Abstract:
Recently, we have predicted a two-dimensional
(2D) material named pentagraphyne (PG-yne); due to its
intriguing properties, it is proposed for a wide range of applications.
In this work, we have explored the potentiality of PG-yne as an
anode material for Li/Na ion batteries using the density functional
theory. Its differential adsorption energy suggests that maximal
eight Li/Na ions can be accommodated over the PG-yne surface.

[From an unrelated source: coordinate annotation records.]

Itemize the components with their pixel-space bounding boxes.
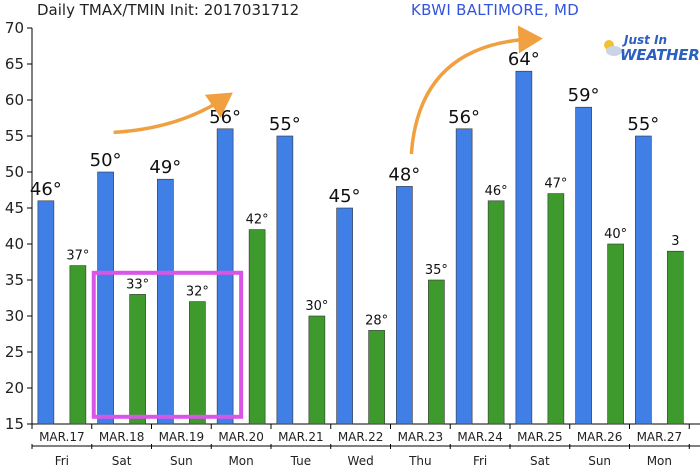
tmin-value-label: 30° [305, 299, 328, 314]
x-category-label: MAR.26 [577, 430, 623, 444]
tmax-value-label: 56° [448, 107, 480, 128]
logo-line-1: Just In [624, 33, 668, 47]
tmax-value-label: 46° [30, 179, 62, 200]
tmin-bar [69, 265, 87, 425]
tmax-bar [396, 186, 413, 425]
x-category-label: MAR.22 [338, 430, 384, 444]
x-day-label: Sun [170, 454, 193, 468]
x-day-label: Mon [228, 454, 253, 468]
tmin-bar [368, 330, 385, 425]
tmin-value-label: 46° [485, 184, 508, 199]
tmax-bar [37, 200, 55, 425]
tmax-bar [635, 135, 652, 425]
tmin-value-label: 33° [126, 277, 149, 292]
tmin-bar [487, 200, 505, 425]
x-category-label: MAR.24 [457, 430, 503, 444]
tmin-value-label: 28° [365, 313, 388, 328]
tmin-bar [129, 294, 146, 425]
tmin-bar [428, 279, 445, 425]
x-day-label: Mon [647, 454, 672, 468]
tmax-value-label: 45° [329, 186, 361, 207]
tmin-bar [547, 193, 565, 425]
x-day-label: Sat [530, 454, 550, 468]
x-category-label: MAR.27 [637, 430, 683, 444]
tmax-value-label: 50° [90, 150, 122, 171]
tmax-value-label: 48° [388, 164, 420, 185]
tmax-bar [157, 178, 174, 425]
x-day-label: Tue [290, 454, 312, 468]
y-tick-label: 40 [5, 235, 24, 253]
tmin-bar [189, 301, 206, 425]
x-day-label: Fri [55, 454, 69, 468]
y-tick-label: 30 [5, 307, 24, 325]
tmax-bar [575, 106, 592, 425]
y-tick-label: 15 [5, 415, 24, 433]
trend-arrow [113, 92, 233, 135]
highlight-box [91, 270, 244, 419]
tmin-value-label: 3 [671, 234, 679, 249]
tmax-value-label: 55° [269, 114, 301, 135]
y-tick-label: 45 [5, 199, 24, 217]
y-tick-label: 25 [5, 343, 24, 361]
x-category-label: MAR.25 [517, 430, 563, 444]
tmin-value-label: 37° [66, 249, 89, 264]
x-category-label: MAR.21 [278, 430, 324, 444]
tmax-value-label: 64° [508, 49, 540, 70]
x-category-label: MAR.17 [39, 430, 85, 444]
y-tick-label: 20 [5, 379, 24, 397]
tmax-value-label: 59° [568, 85, 600, 106]
y-tick-label: 55 [5, 127, 24, 145]
y-tick-label: 70 [5, 19, 24, 37]
tmin-bar [607, 243, 624, 425]
tmin-value-label: 32° [186, 285, 209, 300]
tmax-bar [97, 171, 114, 425]
sun-cloud-icon [604, 40, 622, 56]
tmin-value-label: 47° [544, 177, 567, 192]
tmax-bar [336, 207, 353, 425]
tmax-bar [216, 128, 234, 425]
station-name: KBWI BALTIMORE, MD [411, 1, 580, 19]
tmax-value-label: 49° [149, 157, 181, 178]
x-day-label: Sat [112, 454, 132, 468]
tmax-value-label: 56° [209, 107, 241, 128]
chart-title: Daily TMAX/TMIN Init: 2017031712 [37, 1, 300, 19]
x-day-label: Thu [408, 454, 432, 468]
tmin-value-label: 40° [604, 227, 627, 242]
y-tick-label: 65 [5, 55, 24, 73]
trend-arrow [409, 25, 543, 155]
tmax-bar [455, 128, 473, 425]
y-tick-label: 60 [5, 91, 24, 109]
x-category-label: MAR.18 [99, 430, 145, 444]
logo-line-2: WEATHER [620, 46, 700, 64]
x-day-label: Wed [348, 454, 374, 468]
tmin-value-label: 35° [425, 263, 448, 278]
tmin-bar [308, 315, 326, 425]
tmax-bar [276, 135, 294, 425]
tmax-value-label: 55° [627, 114, 659, 135]
tmin-bar [667, 250, 684, 425]
tmax-bar [515, 70, 533, 425]
y-tick-label: 35 [5, 271, 24, 289]
x-category-label: MAR.19 [159, 430, 205, 444]
x-category-label: MAR.20 [218, 430, 264, 444]
tmin-value-label: 42° [246, 213, 269, 228]
x-day-label: Fri [473, 454, 487, 468]
tmin-bar [248, 229, 266, 425]
x-day-label: Sun [588, 454, 611, 468]
x-category-label: MAR.23 [398, 430, 444, 444]
just-in-weather-logo: Just In WEATHER [598, 33, 700, 69]
y-tick-label: 50 [5, 163, 24, 181]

We have obtained a high theoretical capacitance of 680 mAh g−1
for Li/Na ions adsorbed on PG-yne. The reported theoretical
capacitance of PG-yne as an anode material in lithium-ion batteries
(LIBs) is moderately higher than that of previously reported 2D
anode materials, whereas PG-yne for NIB application has a
significantly higher capacitance than that of several previously studied anode materials. Moreover, the low open-circuit voltage along
with low diffusion barriers (≤0.50 eV) and much higher electronic conductivity after the adsorption of Li/Na ions again suggest its
applicability as an anode material. Further, the molecular transition rate study also confirms the faster diffusivity of Li/Na ions over
the PG-yne surface. The high storage capacity and faster diffusion of Li/Na ions adsorbed on PG-yne are mainly due to the
lightweight and unique atomic structure of PG-yne.